The simplest Boolean expression of image intersection?

2014-04-20 2:30 pm

Given two image, A and B.
The top-left corner of A: (x0, y0)
The bottom-right corner of A: (x1, y1)
The top-left corner of B: (x2, y2)
The bottom-right corner of B: (x3, y3)

I am coding a game using MIPS which involves a bomb bombing an object. To check its intersection, what I could thought of is just EIGHT independent cases, that is, a particular corner of an image is inside another image and vice versa.

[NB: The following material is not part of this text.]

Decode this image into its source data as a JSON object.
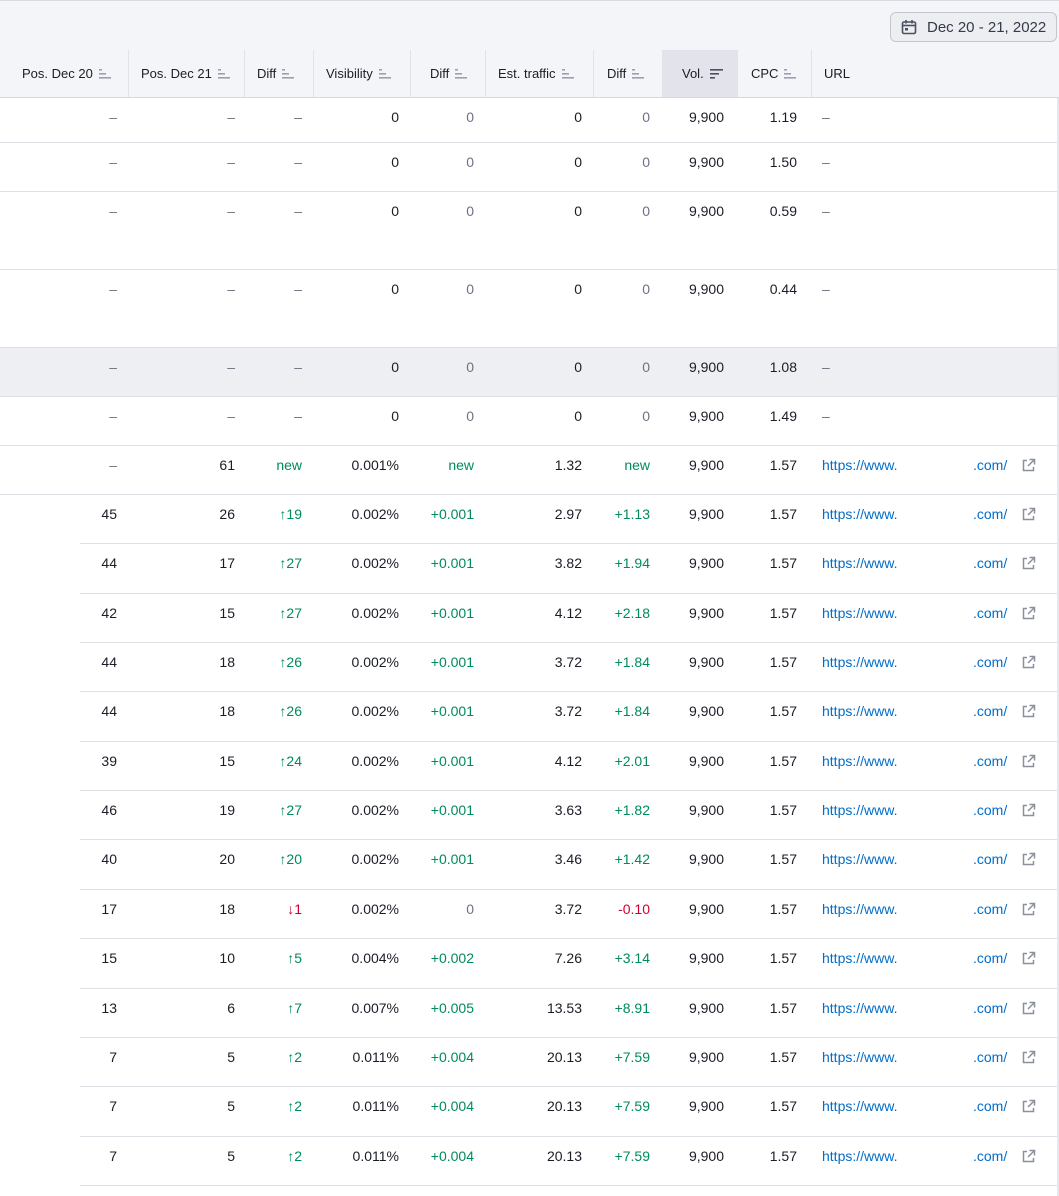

The Boolean expression is so long.
(x1 <= x3 && x3 <= x2 && y1 <= y3 && y3 <= y2) ||
(x1 <= x4 && x4 <= x2 && y1 <= y3 && y3 <= y2) ||
...... (six more)

So, I want to know the simplest Boolean expression (maybe in C program format) which return true iff the two images intersects with each other.

Thanks!

回答 (1)

[匿名]

2014-04-20 3:07 pm

✔ 最佳答案

You need to check four cases only.

The rectangles do not overlap if any of the following is true:
x0 > x3 (A outside and to the right of B)
x1 < x2 (A outside and to the left of B)
y0 > y3 (A outside and below B)
y1 < y2 (A outside and above B)

To get the reverse (overlap), invert them and connect them with AND instead of OR:

bool overlap = (x0 <= x3 && x1 >= x2 && y0 <= y3 && y1 >= y2);

👍 0 👎 0